Obbligo vaccinale, sentenza del Tribunale di l'Aquila sanziona per 2.500€ azienda che aveva sospeso lavoratore non inoculato contro il covid

Il giudice: "Non vi è alcuna evidenza scientifica che abbia dimostrato che il vaccinato, con i prodotti attualmente in commercio, non si contagi e non trasmetta a sua volta”

Il Tribunale del lavoro de L’Aquila - giudice Giulio Cruciani -  ha premesso l’illegittimità delle sospensioni dal lavoro commimate in maniera automatica, poiché la sospensione dal lavoro è normativamente l’effetto immediato della ricorrenza di alcuni presupposti che “devono essere accertati in un procedimento che culmina con un atto e questo ovviamente deve essere comunicato al lavoratore che così potrà conoscere il motivo della sospensione, verificare se l’accertamento è esatto e in caso ritenga impugnarlo”.

Affermato il principio della legalità formale e amministrativa dei provvedimenti sanzionatori, il giudice entra nel merito della questione e riconosce che “la comune esperienza di tutti (personale, familiare, della cerchia di conoscenti) conferma il dato evidente che, allo stato, chi non si è vaccinato può infettarsi e infettare come può infettarsi e infettare chi ha ricevuto una dose, due dosi etc..”.

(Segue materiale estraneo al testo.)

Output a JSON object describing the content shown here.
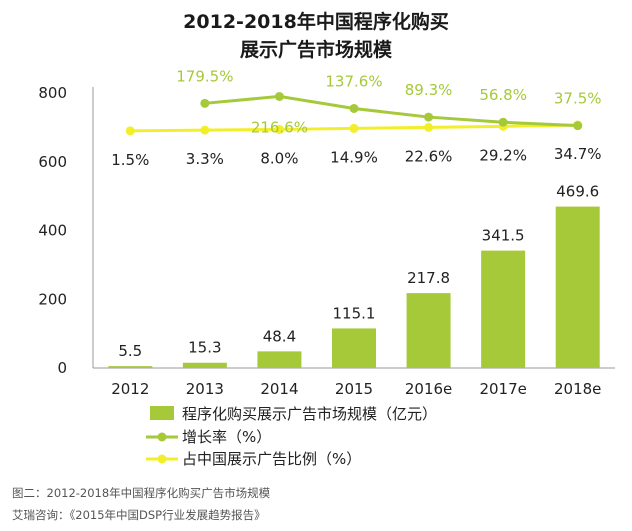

In base alle evidenze scientifiche e alla comune esperienza questo dato – la contagiosità dei vaccinati come dei non vaccinati – “assurge a fatto notorio ai sensi dell’art. 115, c.p.c.” e dunque l’inefficacia del vaccino anti covid-19 non dovrà essere più provata, ma dovrà essere considerata dimostrata.

E siccome la ragione espressa per la quale si impone al lavoratore di vaccinarsi contro la SARS COV 2 è quella di prevenire l’infezione dalla malattia nei luoghi di lavoro, il fatto che il lavoratore vaccinato possa contagiare quanto il non vaccinato dovrebbe condurre alla conclusione logica che entrambi “non devono essere presenti nei luoghi di lavoro”.

Sul punto il giudice afferma che se il testo normativo fosse letto in un’ottica costituzionalmente orientata “non esiste alcuna legge - né potrebbe mai esservi anche per lo sbarramento costituzionale del divieto di discriminazione art. 3 Cost. - che imponga un obbligo vaccinale anti Sars-CoV-2 per prestare lavoro per determinate categorie di lavoratori o per lavoratori con una determinata fascia di età, se il trattamento obbligatorio non costituisce uno strumento di prevenzione dal contagio".

Invero, lo Stato italiano si fonda sul lavoro (art. 1 Cost.) che conferisce la dignità professionale e personale dell’essere umano (limite invalicabile all’obbligatorietà del trattamento sanitario, quale il vaccino, di cui all’art. 32 Cost.) ed il reddito da lavoro costituisce per lo più il reddito di sussistenza, “senza di esso si scivola nel degrado e nella dipendenza”.

In definitiva il Tribunale di L’Aquila ha stabilito che qualunque "atto amministrativo che impone una siffatta discriminazione, che per quanto detto non è prevista dalla norma primaria, sarebbe contra legge e andrebbe disapplicato”.

Si afferma il principio che le “misure” di allontanamento, demansionamento, dequalificanti o segreganti adottate ancora oggi nei confronti dei lavoratori non vaccinati "reintegrati", sono e saranno da considerarsi discriminatorie e mobbizzanti.

Per il giudice "tale fondamento non è presente nel caso in esame: i vaccinati con i farmaci oggi a disposizione della popolazione italiana, come i non vaccinati, si infettano ed infettano gli altri. Non vi è alcuna evidenza scientifica che abbia dimostrato che il vaccinato con i prodotti attualmente in commercio non si contagi e non contagi a sua volta. La comune esperienza di tutti (personale, familiare, della cerchia di conoscenti) conferma il dato evidente che, allo stato, chi non si è vaccinato può infettarsi e infettare come può infettarsi e infettare chi ha ricevuto una dose, due dosi etc".

"Allora è evidente che la sospensione della ricorrente è del tutto priva di fondamento".